Мать расплылась в наимилейшей улыбке, которой всегда встречала чужих людей и крайне редко адресовала дочери.

– Ой, простите, – шагая навстречу, виновато сказала она. – Мы вас не заметили.

– Это я хожу тихонько, – сияя глазами-изюминами, отмахнулась женщина. – Мне и муж всегда говорит – ты, Полина, однажды меня заикой сделаешь. Все сзади подкрасться норовишь. – Тут же она поклонилась, по-прежнему не выпуская из рук своей ноши. – Меня Полина зовут. А я вам воды принесла, и вот.., – она протянула тарелку.

Опомнившись, Инна Михайловна бросилась разгружать Полину, попутно расспрашивая, откуда та узнала об их приезде.

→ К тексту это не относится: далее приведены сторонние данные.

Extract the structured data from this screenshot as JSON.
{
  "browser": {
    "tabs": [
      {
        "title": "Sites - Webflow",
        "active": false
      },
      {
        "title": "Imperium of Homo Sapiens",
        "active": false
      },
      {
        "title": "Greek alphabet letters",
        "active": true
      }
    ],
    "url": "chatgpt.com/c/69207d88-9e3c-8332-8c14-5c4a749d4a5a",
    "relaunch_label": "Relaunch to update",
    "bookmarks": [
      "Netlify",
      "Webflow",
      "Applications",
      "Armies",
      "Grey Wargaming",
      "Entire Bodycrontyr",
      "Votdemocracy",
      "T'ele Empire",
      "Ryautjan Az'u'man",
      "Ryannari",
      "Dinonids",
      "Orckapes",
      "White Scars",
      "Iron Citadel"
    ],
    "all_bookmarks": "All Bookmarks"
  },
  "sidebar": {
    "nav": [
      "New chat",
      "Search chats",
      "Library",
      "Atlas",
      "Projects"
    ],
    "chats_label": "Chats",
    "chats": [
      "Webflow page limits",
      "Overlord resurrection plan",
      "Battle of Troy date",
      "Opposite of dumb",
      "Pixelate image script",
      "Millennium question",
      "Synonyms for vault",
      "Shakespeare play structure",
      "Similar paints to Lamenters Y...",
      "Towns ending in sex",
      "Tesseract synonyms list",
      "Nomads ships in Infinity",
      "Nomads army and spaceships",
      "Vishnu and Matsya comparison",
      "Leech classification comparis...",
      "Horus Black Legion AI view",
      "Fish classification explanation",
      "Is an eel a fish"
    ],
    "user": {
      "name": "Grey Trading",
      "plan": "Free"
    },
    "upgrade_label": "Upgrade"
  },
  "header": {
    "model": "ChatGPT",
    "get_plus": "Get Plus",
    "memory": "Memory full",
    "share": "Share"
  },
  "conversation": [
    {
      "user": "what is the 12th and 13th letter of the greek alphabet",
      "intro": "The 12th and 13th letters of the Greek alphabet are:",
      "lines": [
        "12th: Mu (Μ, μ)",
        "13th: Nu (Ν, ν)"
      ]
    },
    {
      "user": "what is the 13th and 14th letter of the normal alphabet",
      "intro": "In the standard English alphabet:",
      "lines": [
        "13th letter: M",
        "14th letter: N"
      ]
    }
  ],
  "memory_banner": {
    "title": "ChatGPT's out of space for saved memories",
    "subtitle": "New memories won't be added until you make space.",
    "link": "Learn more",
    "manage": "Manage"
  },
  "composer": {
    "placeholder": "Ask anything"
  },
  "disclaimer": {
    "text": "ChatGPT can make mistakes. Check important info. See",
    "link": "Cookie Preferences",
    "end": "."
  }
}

– Так начальник ваш новый – мой зять, – мило захихикала женщина-булочка. – Я еще вчера хотела его к вам отправить. А то хорошенькое дельце – двух девушек в дом Павловых заслать и даже не проводить, не проверить, как устроились! Мало того, что не встретил, – Полина сделалась суровой, как только могла выглядеть суровой сахарная старушка. – Ну, я ему за это еще задам, – пообещала она серьезно и тут же всполошилась. – Да вы кушайте, пока не остыло. Ой, – она пощупала круглыми пышными пальчиками по-прежнему скрытую жирной салфеткой сдобу и расстроилась, – уже остыли почти. А ну быстро за стол, – скомандовала она Алисе, которая, забравшись с ногами на кровать, смотрела в окно.

– Спасибо, не голодна, – не поворачиваясь, ответила Алиса. Ее отказ, несмотря на «спасибо» прозвучал грубо, и мама нахмурилась, но прикусила язык.

Но на сахарную Полину слова Алисы действия не возымели.

– Вставай, кому говорю. Знакомиться будем. Я, между прочем, в школьной столовой работаю. От моих шанежек еще ни один старшеклассник не отказывался.

– Я не ем мучного, – твердо сказала девочка, однако же, все-таки с кровати слезла и к столу подошла.

Полина придирчиво осмотрела острые углы Алисиной фигуры.

– А тебе оно не помешает. Верно я говорю, Михайловна? – она так запросто перешла на фамильярное обращение к маме, что та даже не удивилась.

– Конечно, правильно, Полина. Может хоть вас послушает, – так положено матерям говорить о своих детях посторонним людям.

Вот еще! Уж если судьба закинула ее в эти края, она лучше воспользуется случаем и немного похудеет, чем будет наращивать бока, поедая сдобные булочки.

А булочки, судя по маминому выражению лица, были и впрямь волшебные. У Инны Михайловны от удовольствия морщины у рта разгладились, а лицо порозовело. Алисе стоило невероятных усилий, чтобы удержаться и не схватить парочку аппетитно румяных плюшек. Вместо этого она выпила немного воды и съела кильку прямо из жестяной банки, которую они открыли благодаря Полине, совершенно случайно захватившей с собой консервный нож.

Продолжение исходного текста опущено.